In an April 15 conference call, archived on the Sarepta website, Garabedian said he believes that a follow-up meeting with the FDA will be scheduled, if not completed, by the end of June 2013. At this meeting, the company expects to learn whether or not an accelerated approval application for eteplirsen can be submitted.

Accelerated approval allows surrogate marker use

The accelerated approval mechanism was added to FDA regulations in 1992 for treatments for serious or life-threatening illnesses. It allows regulators to measure a drug's effect in a clinical trial by using a surrogate marker, or surrogate endpoint, rather than a true endpoint, which would take much more time to show.

Accelerated approval comes with the requirement that the company continue to study the drug post-approval to confirm its benefit and safety. However, patients can have access to the drug prior to completion of the post-approval studies.

Eteplirsen designed to coax dystrophin production

Eteplirsen is an exon-skipping drug, delivered intravenously, that is designed to coax muscle cells to ignore, or "skip," exon 51 of the dystrophin gene. In people with DMD who have specific dystrophin gene mutations, it’s hoped that skipping exon 51 can allow production of a smaller-than-normal, but still functional, dystrophin protein.

The drug has shown continued benefit with respect to walking ability, via the six-minute walk test, 74 weeks after the start of a phase 2b, 12-person trial.
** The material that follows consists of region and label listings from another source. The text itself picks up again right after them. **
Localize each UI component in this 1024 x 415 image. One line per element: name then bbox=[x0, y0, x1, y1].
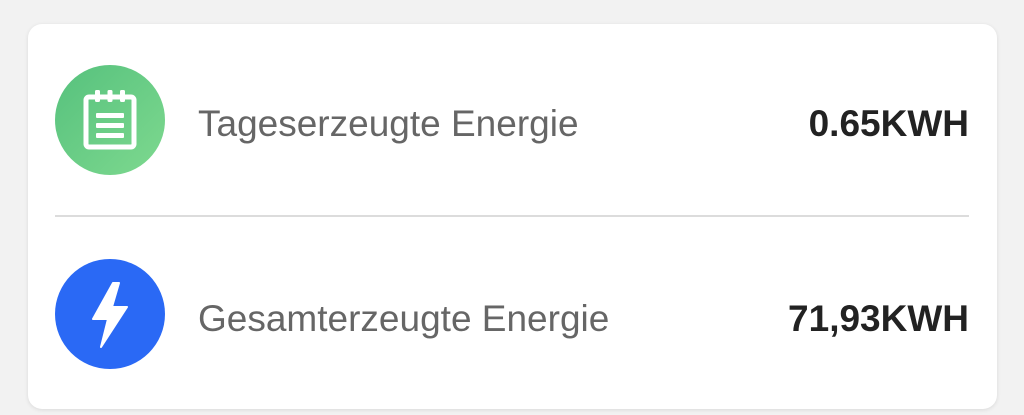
total-energy-label: Gesamterzeugte Energie bbox=[198, 298, 610, 339]
energy-card: Tageserzeugte Energie 0.65KWH Gesamterze… bbox=[28, 24, 997, 409]
total-energy-value: 71,93KWH bbox=[788, 298, 969, 339]
daily-energy-row: Tageserzeugte Energie 0.65KWH bbox=[28, 24, 997, 216]
lightning-bolt-icon bbox=[55, 259, 165, 369]
total-energy-row: Gesamterzeugte Energie 71,93KWH bbox=[28, 217, 997, 409]
clipboard-list-icon bbox=[55, 65, 165, 175]
daily-energy-value: 0.65KWH bbox=[808, 103, 969, 144]
daily-energy-label: Tageserzeugte Energie bbox=[198, 103, 579, 144]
Results related to dystrophin production have likewise been encouraging.

Next steps

Garabedian said Sarepta hopes to start a phase 3 trial of eteplirsen in DMD early in 2014. If the accelerated approval mechanism is used, this phase 3, confirmatory trial will be necessary for additional, post-approval data gathering. If the accelerated approval mechanism is not acceptable to the FDA after it conducts its additional data review, then the phase 3 trial will be needed before the agency allows any type of approval for eteplirsen.
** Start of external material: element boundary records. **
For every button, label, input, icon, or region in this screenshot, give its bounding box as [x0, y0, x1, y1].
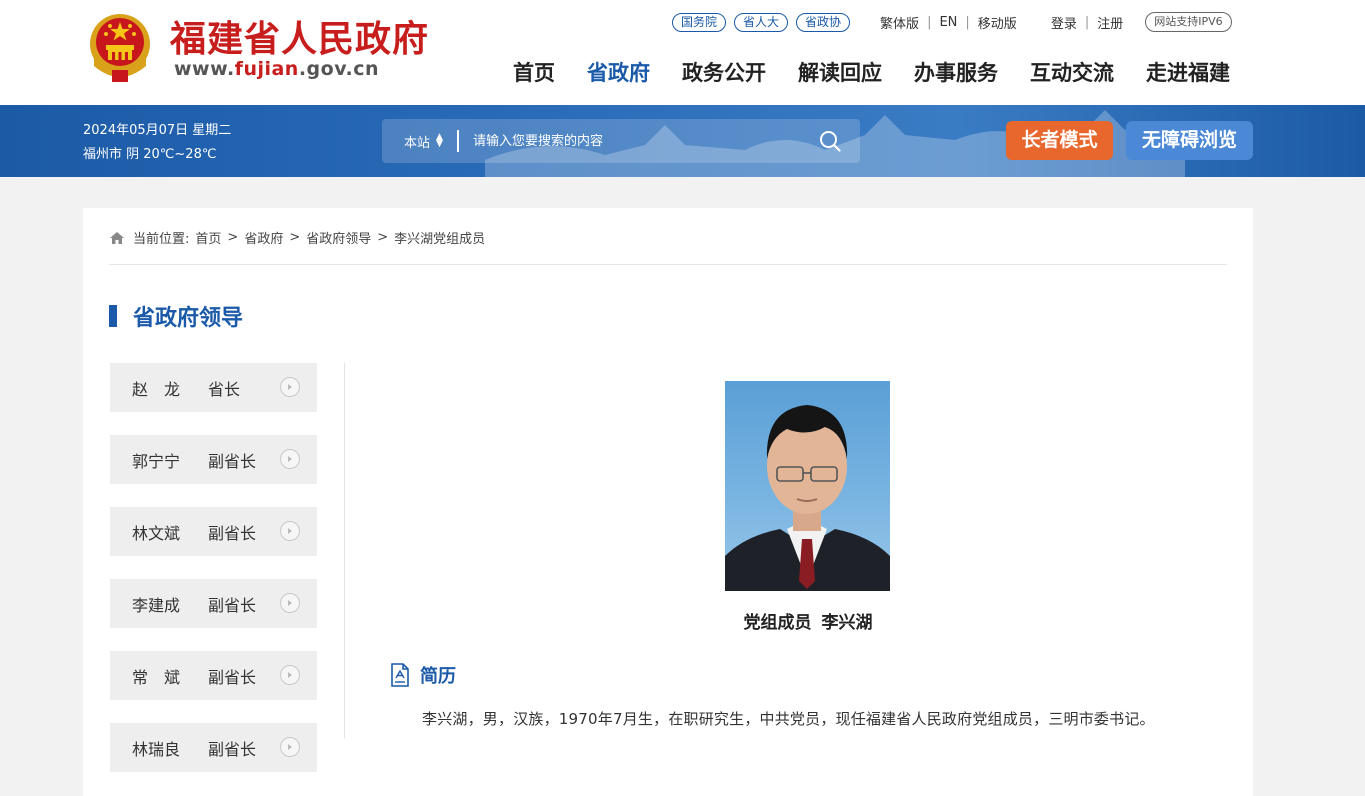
breadcrumb: 当前位置: 首页 > 省政府 > 省政府领导 > 李兴湖党组成员: [109, 228, 485, 247]
national-emblem-logo[interactable]: [86, 12, 154, 84]
nav-government-affairs[interactable]: 政务公开: [682, 57, 766, 87]
leader-item[interactable]: 郭宁宁 副省长: [110, 435, 317, 484]
arrow-right-icon: [280, 449, 300, 469]
breadcrumb-home[interactable]: 首页: [195, 228, 221, 247]
site-header: 福建省人民政府 www.fujian.gov.cn 国务院 省人大 省政协 繁体…: [0, 0, 1365, 105]
leader-name: 赵 龙: [132, 379, 181, 399]
link-provincial-cppcc[interactable]: 省政协: [796, 12, 851, 32]
leader-name: 林瑞良: [132, 739, 181, 759]
breadcrumb-separator: >: [377, 230, 389, 245]
breadcrumb-separator: >: [227, 230, 239, 245]
date-weather: 2024年05月07日 星期二 福州市 阴 20℃~28℃: [83, 119, 231, 167]
leader-title: 副省长: [208, 523, 257, 543]
leader-item[interactable]: 林文斌 副省长: [110, 507, 317, 556]
leader-item[interactable]: 赵 龙 省长: [110, 363, 317, 412]
leader-position: 党组成员: [743, 613, 812, 633]
leader-title: 副省长: [208, 595, 257, 615]
home-icon: [110, 231, 124, 244]
column-divider: [344, 363, 345, 738]
breadcrumb-provincial-government[interactable]: 省政府: [244, 228, 283, 247]
login-link[interactable]: 登录: [1051, 13, 1077, 32]
document-icon: [391, 663, 409, 687]
search-divider: [456, 130, 459, 152]
portrait-image: [725, 405, 890, 591]
search-input[interactable]: [472, 121, 810, 161]
section-title: 省政府领导: [133, 306, 244, 331]
leader-portrait: [725, 381, 890, 591]
breadcrumb-current: 李兴湖党组成员: [394, 232, 486, 247]
resume-label: 简历: [420, 666, 456, 687]
link-state-council[interactable]: 国务院: [672, 12, 727, 32]
site-url[interactable]: www.fujian.gov.cn: [174, 58, 379, 80]
nav-services[interactable]: 办事服务: [914, 57, 998, 87]
url-prefix: www.: [174, 58, 235, 80]
info-band: 2024年05月07日 星期二 福州市 阴 20℃~28℃ 本站 ▲▼ 长者模式…: [0, 105, 1365, 177]
nav-interpretation[interactable]: 解读回应: [798, 57, 882, 87]
leader-caption: 党组成员 李兴湖: [640, 608, 976, 633]
search-button[interactable]: [810, 121, 850, 161]
breadcrumb-divider: [109, 264, 1227, 265]
arrow-right-icon: [280, 737, 300, 757]
search-box: 本站 ▲ ▼: [382, 119, 860, 163]
leader-title: 副省长: [208, 451, 257, 471]
link-provincial-congress[interactable]: 省人大: [734, 12, 789, 32]
leader-title: 省长: [208, 379, 241, 399]
nav-provincial-government[interactable]: 省政府: [587, 57, 650, 87]
resume-heading: 简历: [390, 662, 456, 688]
register-link[interactable]: 注册: [1097, 13, 1123, 32]
nav-about-fujian[interactable]: 走进福建: [1146, 57, 1230, 87]
current-date: 2024年05月07日 星期二: [83, 123, 232, 138]
leader-item[interactable]: 李建成 副省长: [110, 579, 317, 628]
link-english[interactable]: EN: [939, 15, 957, 30]
main-nav: 首页 省政府 政务公开 解读回应 办事服务 互动交流 走进福建: [513, 57, 1230, 87]
arrow-right-icon: [280, 377, 300, 397]
link-mobile[interactable]: 移动版: [978, 13, 1017, 32]
leader-name: 郭宁宁: [132, 451, 181, 471]
site-name[interactable]: 福建省人民政府: [170, 10, 429, 62]
content-panel: 当前位置: 首页 > 省政府 > 省政府领导 > 李兴湖党组成员 省政府领导 赵…: [83, 208, 1253, 796]
breadcrumb-prefix: 当前位置:: [133, 232, 190, 247]
sort-arrows-icon: ▲ ▼: [436, 132, 443, 149]
divider: |: [1084, 14, 1090, 30]
divider: |: [927, 14, 932, 30]
search-scope-label: 本站: [404, 135, 431, 151]
accessible-browse-button[interactable]: 无障碍浏览: [1126, 121, 1253, 160]
top-links: 国务院 省人大 省政协 繁体版 | EN | 移动版 登录 | 注册 网站支持I…: [672, 12, 1232, 32]
section-marker: [109, 305, 117, 327]
url-suffix: .gov.cn: [298, 58, 380, 80]
section-heading: 省政府领导: [109, 300, 243, 332]
ipv6-badge: 网站支持IPV6: [1145, 12, 1232, 32]
divider: |: [965, 14, 970, 30]
arrow-right-icon: [280, 665, 300, 685]
leader-name: 常 斌: [132, 667, 181, 687]
elder-mode-button[interactable]: 长者模式: [1006, 121, 1113, 160]
breadcrumb-leaders[interactable]: 省政府领导: [306, 228, 371, 247]
nav-interaction[interactable]: 互动交流: [1030, 57, 1114, 87]
leader-title: 副省长: [208, 667, 257, 687]
leader-item[interactable]: 常 斌 副省长: [110, 651, 317, 700]
leader-biography: 李兴湖，男，汉族，1970年7月生，在职研究生，中共党员，现任福建省人民政府党组…: [422, 710, 1155, 728]
leader-title: 副省长: [208, 739, 257, 759]
arrow-right-icon: [280, 521, 300, 541]
leader-full-name: 李兴湖: [821, 613, 873, 633]
weather: 福州市 阴 20℃~28℃: [83, 147, 217, 162]
url-domain: fujian: [234, 58, 299, 80]
leader-list: 赵 龙 省长 郭宁宁 副省长 林文斌 副省长 李建成 副省长 常 斌 副省长 林…: [110, 363, 317, 795]
leader-item[interactable]: 林瑞良 副省长: [110, 723, 317, 772]
link-traditional-chinese[interactable]: 繁体版: [880, 13, 919, 32]
leader-name: 李建成: [132, 595, 181, 615]
search-scope-select[interactable]: 本站 ▲ ▼: [404, 132, 443, 151]
arrow-right-icon: [280, 593, 300, 613]
search-icon: [820, 131, 841, 152]
nav-home[interactable]: 首页: [513, 57, 555, 87]
leader-name: 林文斌: [132, 523, 181, 543]
breadcrumb-separator: >: [289, 230, 301, 245]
On April 11, Sarepta announced it had entered into a licensing agreement with the University of Western Australia — where MDA is supporting molecular biologist Steve Wilton for exon-skipping research — for intellectual property rights to the university's portfolio of exon-skipping drug candidates for DMD. The deal will allow Sarepta to develop additional exon-skipping drugs.
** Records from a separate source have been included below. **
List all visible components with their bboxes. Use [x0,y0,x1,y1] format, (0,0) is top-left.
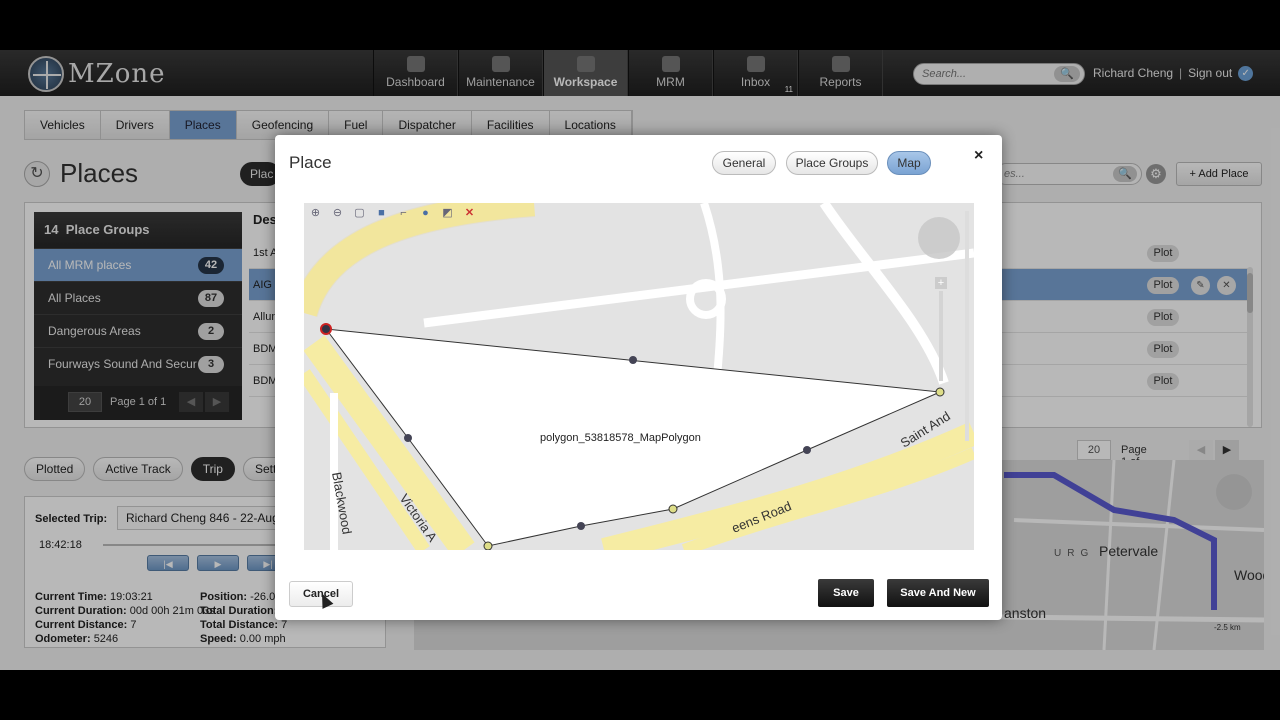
map-scrollbar[interactable] [965,211,969,441]
close-icon[interactable]: × [974,147,983,165]
place-dialog: Place General Place Groups Map × Blackwo… [275,135,1002,620]
zoom-plus-icon[interactable]: + [935,277,947,289]
tab-map[interactable]: Map [887,151,931,175]
tab-place-groups[interactable]: Place Groups [786,151,878,175]
draw-line-icon[interactable]: ⌐ [395,205,412,221]
dialog-title: Place [289,153,332,172]
zoom-extent-icon[interactable]: ▢ [351,205,368,221]
polygon-label: polygon_53818578_MapPolygon [540,432,701,444]
clear-icon[interactable]: ✕ [461,205,478,221]
zoom-out-icon[interactable]: ⊖ [329,205,346,221]
zoom-in-icon[interactable]: ⊕ [307,205,324,221]
app-window: MZone Dashboard Maintenance Workspace MR… [0,50,1280,670]
map-editor[interactable]: Blackwood Victoria A Saint And eens Road… [304,203,974,550]
save-button[interactable]: Save [818,579,874,607]
zoom-slider[interactable]: + [935,277,947,387]
draw-rectangle-icon[interactable]: ■ [373,205,390,221]
zoom-track[interactable] [939,291,943,381]
draw-polygon-icon[interactable]: ◩ [439,205,456,221]
map-toolbar: ⊕ ⊖ ▢ ■ ⌐ ● ◩ ✕ [307,205,478,221]
pan-control-icon[interactable] [918,217,960,259]
save-and-new-button[interactable]: Save And New [887,579,989,607]
map-canvas[interactable]: Blackwood Victoria A Saint And eens Road [304,203,974,550]
draw-circle-icon[interactable]: ● [417,205,434,221]
tab-general[interactable]: General [712,151,776,175]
Discussions of exon skipping in general, as well as Sarepta's exon-skipping drug eteplirsen and the exon-skipping drug drisapersen (in development by other companies) will take place at the MDA Scientific Conference, to be held in Washington, D.C., April 21-24.

MDA's support of exon skipping

MDA has supported the development of exon skipping through its basic research program since the 1990s and continues to provide this type of support. In addition, the Association provided supplemental funding for a clinical trial of eteplirsen to neurologist Jerry Mendell at Nationwide Children's Hospital in Columbus, Ohio.